The United States appealed to the Interior Board of Land Appeals (IBLA) and requested that the ALJ’s ruling be stayed, to which Mr. Eno objected (No. IBLA 2004-92). The IBLA refused to grant the stay. Moreover, the IBLA, on May 7, 2004, granted Mr. Eno permission to engage in placer mining pending the IBLA ruling. On February 27, 2004, the United States filed its brief to which Mr. Eno responded on April 21, 2004.

On February 13, 2007, the IBLA affirmed in part and reversed in part the ALJ decision and granted Mr. Eno permission to engage in placer mining. On March 14, 2007, Mr. Eno filed his application for attorney fees and expenses. On April 20, 2007, the Forest Service filed its response, and on May 7, 2007, Mr. Eno filed his reply in support of his application for fees and expenses.

On September 21, 2009, the ALJ denied Mr. Eno’s application for fees and expenses under the Equal Access to Justice Act(EAJA). On October 19, 2009, Mr. Eno filed a notice of appeal to the IBLA.

On December 18, 2009, Mr. Eno filed his opening brief with the IBLA. On February 1, 2010, the United States filed its answer. On February 9, 2010, Mr. Eno filed a motion for leave to file a sur-reply. On June 4, 2010, the IBLA upheld the ALJ’s denial of Mr. Eno’s application for attorneys’ fees and expenses under the Equal Access to Judgment Act (EAJA).

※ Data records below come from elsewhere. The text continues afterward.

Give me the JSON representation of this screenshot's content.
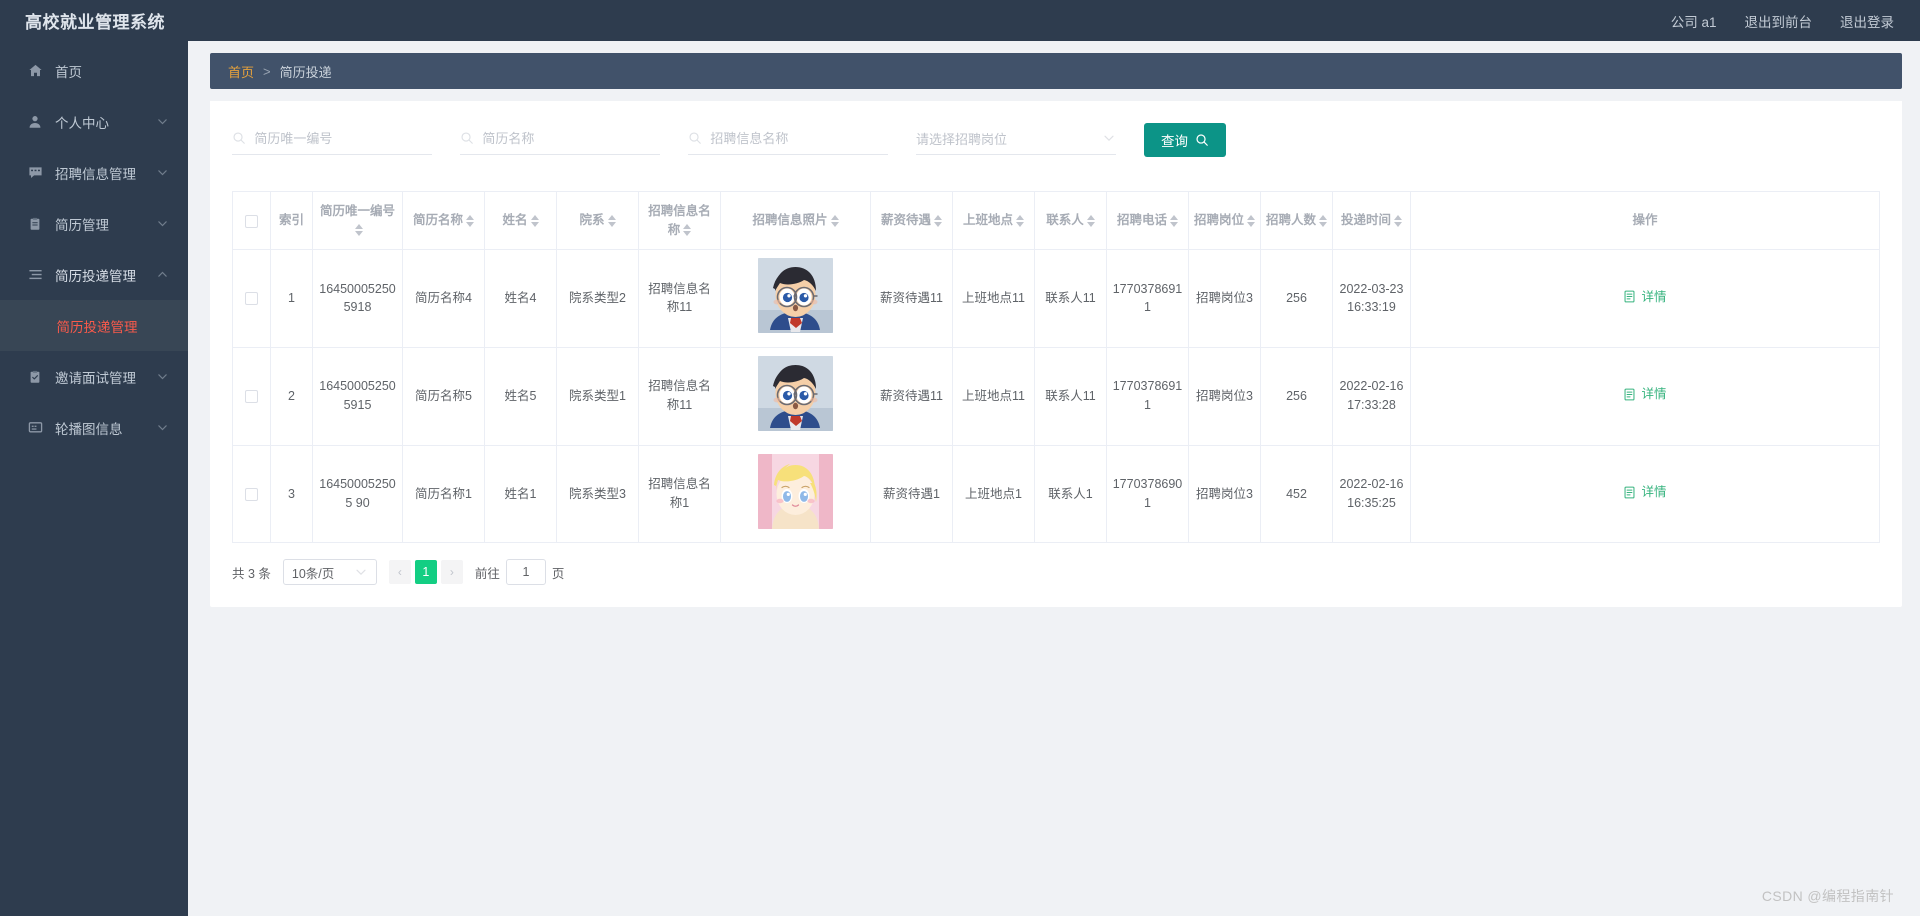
{
  "app": {
    "brand": "高校就业管理系统",
    "watermark": "CSDN @编程指南针"
  },
  "topbar": {
    "company": "公司 a1",
    "exit_front": "退出到前台",
    "logout": "退出登录"
  },
  "sidebar": {
    "items": [
      {
        "label": "首页",
        "icon": "home-icon",
        "has_chevron": false
      },
      {
        "label": "个人中心",
        "icon": "user-icon",
        "has_chevron": true
      },
      {
        "label": "招聘信息管理",
        "icon": "message-icon",
        "has_chevron": true
      },
      {
        "label": "简历管理",
        "icon": "clipboard-icon",
        "has_chevron": true
      },
      {
        "label": "简历投递管理",
        "icon": "list-icon",
        "has_chevron": true
      },
      {
        "label": "邀请面试管理",
        "icon": "clipboard-check-icon",
        "has_chevron": true
      },
      {
        "label": "轮播图信息",
        "icon": "image-icon",
        "has_chevron": true
      }
    ],
    "submenu": {
      "label": "简历投递管理",
      "active": true
    }
  },
  "breadcrumb": {
    "home": "首页",
    "separator": ">",
    "current": "简历投递"
  },
  "search": {
    "fields": [
      {
        "name": "resume-code",
        "placeholder": "简历唯一编号",
        "value": "",
        "icon": "search-icon"
      },
      {
        "name": "resume-name",
        "placeholder": "简历名称",
        "value": "",
        "icon": "search-icon"
      },
      {
        "name": "recruit-info-name",
        "placeholder": "招聘信息名称",
        "value": "",
        "icon": "search-icon"
      }
    ],
    "select": {
      "name": "recruit-post",
      "placeholder": "请选择招聘岗位",
      "value": ""
    },
    "query_button": "查询",
    "query_icon": "search-icon",
    "accent": "#0c9487"
  },
  "table": {
    "columns": [
      {
        "key": "checkbox",
        "label": "",
        "sortable": false
      },
      {
        "key": "index",
        "label": "索引",
        "sortable": false
      },
      {
        "key": "resume_code",
        "label": "简历唯一编号",
        "sortable": true
      },
      {
        "key": "resume_name",
        "label": "简历名称",
        "sortable": true
      },
      {
        "key": "person_name",
        "label": "姓名",
        "sortable": true
      },
      {
        "key": "department",
        "label": "院系",
        "sortable": true
      },
      {
        "key": "recruit_name",
        "label": "招聘信息名称",
        "sortable": true
      },
      {
        "key": "recruit_photo",
        "label": "招聘信息照片",
        "sortable": true
      },
      {
        "key": "salary",
        "label": "薪资待遇",
        "sortable": true
      },
      {
        "key": "work_place",
        "label": "上班地点",
        "sortable": true
      },
      {
        "key": "contact",
        "label": "联系人",
        "sortable": true
      },
      {
        "key": "phone",
        "label": "招聘电话",
        "sortable": true
      },
      {
        "key": "post",
        "label": "招聘岗位",
        "sortable": true
      },
      {
        "key": "headcount",
        "label": "招聘人数",
        "sortable": true
      },
      {
        "key": "submit_time",
        "label": "投递时间",
        "sortable": true
      },
      {
        "key": "action",
        "label": "操作",
        "sortable": false
      }
    ],
    "rows": [
      {
        "index": "1",
        "resume_code": "164500052505918",
        "resume_name": "简历名称4",
        "person_name": "姓名4",
        "department": "院系类型2",
        "recruit_name": "招聘信息名称11",
        "recruit_photo": "conan-avatar",
        "salary": "薪资待遇11",
        "work_place": "上班地点11",
        "contact": "联系人11",
        "phone": "17703786911",
        "post": "招聘岗位3",
        "headcount": "256",
        "submit_time": "2022-03-23 16:33:19",
        "action": "详情"
      },
      {
        "index": "2",
        "resume_code": "164500052505915",
        "resume_name": "简历名称5",
        "person_name": "姓名5",
        "department": "院系类型1",
        "recruit_name": "招聘信息名称11",
        "recruit_photo": "conan-avatar",
        "salary": "薪资待遇11",
        "work_place": "上班地点11",
        "contact": "联系人11",
        "phone": "17703786911",
        "post": "招聘岗位3",
        "headcount": "256",
        "submit_time": "2022-02-16 17:33:28",
        "action": "详情"
      },
      {
        "index": "3",
        "resume_code": "164500052505 90",
        "resume_name": "简历名称1",
        "person_name": "姓名1",
        "department": "院系类型3",
        "recruit_name": "招聘信息名称1",
        "recruit_photo": "pink-anime-avatar",
        "salary": "薪资待遇1",
        "work_place": "上班地点1",
        "contact": "联系人1",
        "phone": "17703786901",
        "post": "招聘岗位3",
        "headcount": "452",
        "submit_time": "2022-02-16 16:35:25",
        "action": "详情"
      }
    ]
  },
  "pagination": {
    "total_text": "共 3 条",
    "page_size": "10条/页",
    "prev": "‹",
    "next": "›",
    "current_page": "1",
    "jump_prefix": "前往",
    "jump_value": "1",
    "jump_suffix": "页",
    "active_color": "#13ce83"
  }
}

On July 1, 2010, Mr. Eno filed an appeal of the IBLA’s decision with the U.S. District Court for the Eastern District of California. On September 7, 2010, the federal defendants filed their answer.

On December 3, 2010, Mr. Eno filed a motion for summary judgment. On January 7, 2011, the federal defendants filed an opposition and a cross-motion for summary judgment. On February 4, 2011, the Mr. Eno filed a response/reply and on March 4, 2011, the federal defendants filed their reply.